Hagar had been raised from the position of slave to the position of equal with Sarah and could even exceed Sarah’s capability of conceiving a child. Hagar began to believe that she was the queen of Abraham’s castle and took no pains to conceal her contempt for Sara.

Notice the results of running ahead of God as the second act of this drama comes to a close. An action that seemed so logical at first has now brought sorrow to Sara, who feels cheated. To Hagar, who has been mistreated and flees into the wilderness, and most of all to Abraham. He thinks the child he so desperately wanted has now been banished with his mother, never to be seen again.

Running ahead of God leads to bad decisions and painful consequences. Fortunately, we serve a God who is merciful and who understands our weaknesses.

4. The Angel’s Promise (Genesis 16:7-14)

Here was Hagar running away from everyone and everything. Yet, while she was running away, God ran toward her. Isn’t it interesting that the first person to whom Christ appeared in the Bible was a single, unwed mother who was an outcast from society? Those are the people whom Christ came to save. And although Hagar thought no one saw or cared about her situation, God saw, He cared, and He made this command followed by a promise.

First, the command: “Hagar, where have you come from, and where are you going.” Hagar, how did you get to this place in your life? Where did you get off track? Go back to Sara and Abraham and submit to her authority.   

Then the promise: I will give you a son who will also be the father of a great nation. And, of course, her son Ishmael would be the father of the Arab nations who, to this day, live in conflict with the descendants of Abraham’s other son Isaac.

5. God’s Provision (Genesis 16:15-16)

Hagar obeyed the voice of God, returned to the point of her departure, and gave birth to a son. It is significant that Abraham readily accepted the son that Hagar brought back—“Ishmael”—the Lord hears. Abraham noticed in Hagar something different about her. She was a changed woman. She had seen the face of God.

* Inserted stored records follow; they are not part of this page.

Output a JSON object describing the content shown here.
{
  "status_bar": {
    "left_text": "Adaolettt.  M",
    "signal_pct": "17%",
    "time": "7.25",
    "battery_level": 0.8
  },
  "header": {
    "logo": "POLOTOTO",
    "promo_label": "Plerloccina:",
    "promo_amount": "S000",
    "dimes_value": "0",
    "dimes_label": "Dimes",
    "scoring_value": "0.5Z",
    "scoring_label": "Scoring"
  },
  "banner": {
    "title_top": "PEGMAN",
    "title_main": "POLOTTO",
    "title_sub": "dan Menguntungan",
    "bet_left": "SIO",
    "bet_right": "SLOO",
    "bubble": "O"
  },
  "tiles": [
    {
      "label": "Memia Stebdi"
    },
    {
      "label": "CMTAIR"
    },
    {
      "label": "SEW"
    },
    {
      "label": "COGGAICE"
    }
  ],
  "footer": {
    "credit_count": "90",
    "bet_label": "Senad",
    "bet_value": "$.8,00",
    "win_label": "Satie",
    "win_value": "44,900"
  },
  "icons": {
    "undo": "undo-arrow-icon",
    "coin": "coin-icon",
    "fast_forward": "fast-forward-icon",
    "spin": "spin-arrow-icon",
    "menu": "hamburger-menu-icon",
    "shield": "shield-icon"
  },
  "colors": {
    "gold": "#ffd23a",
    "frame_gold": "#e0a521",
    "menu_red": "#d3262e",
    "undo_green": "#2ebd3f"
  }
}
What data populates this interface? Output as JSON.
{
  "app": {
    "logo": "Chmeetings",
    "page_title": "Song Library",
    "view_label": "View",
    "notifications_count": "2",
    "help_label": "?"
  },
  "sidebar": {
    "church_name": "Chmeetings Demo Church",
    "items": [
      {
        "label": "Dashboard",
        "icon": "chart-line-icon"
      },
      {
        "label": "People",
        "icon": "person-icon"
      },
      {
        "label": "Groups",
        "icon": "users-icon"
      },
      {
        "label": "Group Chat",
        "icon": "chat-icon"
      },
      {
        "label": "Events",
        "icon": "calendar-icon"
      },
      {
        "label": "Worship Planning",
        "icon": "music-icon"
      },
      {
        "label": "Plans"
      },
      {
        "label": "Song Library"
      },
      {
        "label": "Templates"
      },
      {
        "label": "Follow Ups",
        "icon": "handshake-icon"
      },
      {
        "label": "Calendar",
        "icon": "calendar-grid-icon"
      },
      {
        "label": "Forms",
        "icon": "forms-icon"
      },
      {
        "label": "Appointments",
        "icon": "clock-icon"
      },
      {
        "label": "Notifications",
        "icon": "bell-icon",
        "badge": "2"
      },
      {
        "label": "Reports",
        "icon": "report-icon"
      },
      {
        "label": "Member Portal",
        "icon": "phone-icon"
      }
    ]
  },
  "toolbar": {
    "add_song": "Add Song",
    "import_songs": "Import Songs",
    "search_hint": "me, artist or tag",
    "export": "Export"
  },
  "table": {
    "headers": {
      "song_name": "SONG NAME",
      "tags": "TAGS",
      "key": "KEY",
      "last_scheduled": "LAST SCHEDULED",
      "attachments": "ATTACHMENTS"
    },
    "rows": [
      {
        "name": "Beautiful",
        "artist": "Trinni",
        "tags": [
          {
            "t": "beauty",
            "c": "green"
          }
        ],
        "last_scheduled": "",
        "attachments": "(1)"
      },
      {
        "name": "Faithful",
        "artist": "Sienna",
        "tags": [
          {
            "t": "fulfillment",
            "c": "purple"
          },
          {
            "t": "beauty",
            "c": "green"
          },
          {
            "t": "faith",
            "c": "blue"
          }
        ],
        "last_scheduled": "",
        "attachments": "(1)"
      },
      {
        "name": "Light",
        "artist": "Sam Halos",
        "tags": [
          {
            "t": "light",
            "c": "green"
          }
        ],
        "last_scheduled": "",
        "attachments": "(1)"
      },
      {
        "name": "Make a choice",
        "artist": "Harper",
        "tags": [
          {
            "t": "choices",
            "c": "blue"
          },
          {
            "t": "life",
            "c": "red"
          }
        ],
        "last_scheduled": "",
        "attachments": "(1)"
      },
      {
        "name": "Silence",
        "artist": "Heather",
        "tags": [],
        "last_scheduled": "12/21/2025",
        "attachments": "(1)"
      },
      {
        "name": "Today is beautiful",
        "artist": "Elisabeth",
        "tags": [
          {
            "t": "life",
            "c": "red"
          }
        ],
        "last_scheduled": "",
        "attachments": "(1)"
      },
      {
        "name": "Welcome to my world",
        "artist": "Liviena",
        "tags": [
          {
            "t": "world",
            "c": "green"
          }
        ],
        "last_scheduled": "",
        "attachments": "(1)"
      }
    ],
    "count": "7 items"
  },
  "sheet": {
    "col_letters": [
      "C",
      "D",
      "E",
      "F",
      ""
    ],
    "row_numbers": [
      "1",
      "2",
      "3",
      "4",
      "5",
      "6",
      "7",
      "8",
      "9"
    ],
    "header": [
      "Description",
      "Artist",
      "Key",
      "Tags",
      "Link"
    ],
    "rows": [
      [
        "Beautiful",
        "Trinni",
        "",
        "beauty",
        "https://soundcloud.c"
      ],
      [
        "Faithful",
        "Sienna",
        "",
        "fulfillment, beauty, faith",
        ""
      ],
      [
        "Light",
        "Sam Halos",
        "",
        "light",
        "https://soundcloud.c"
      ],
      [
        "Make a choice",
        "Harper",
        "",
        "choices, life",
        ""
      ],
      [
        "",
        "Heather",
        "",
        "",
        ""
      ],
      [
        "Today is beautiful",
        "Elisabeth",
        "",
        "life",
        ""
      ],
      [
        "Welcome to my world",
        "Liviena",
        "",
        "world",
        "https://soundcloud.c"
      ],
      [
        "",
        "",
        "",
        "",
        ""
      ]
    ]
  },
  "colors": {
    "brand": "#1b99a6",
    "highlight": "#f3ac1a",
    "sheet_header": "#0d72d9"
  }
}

I don’t know where you are in your spiritual life, but I believe some of you are anxious about a promise of God’s that has yet to be fulfilled in your life, or maybe there is a need that must be met soon—and you are tempted to take matters into your hand, to run ahead of God. Don’t do it. Running ahead of God leads to bad decisions with painful consequences. God knows your situation. He will act in his time and in his way. And the time of waiting will only strengthen your relationship with him.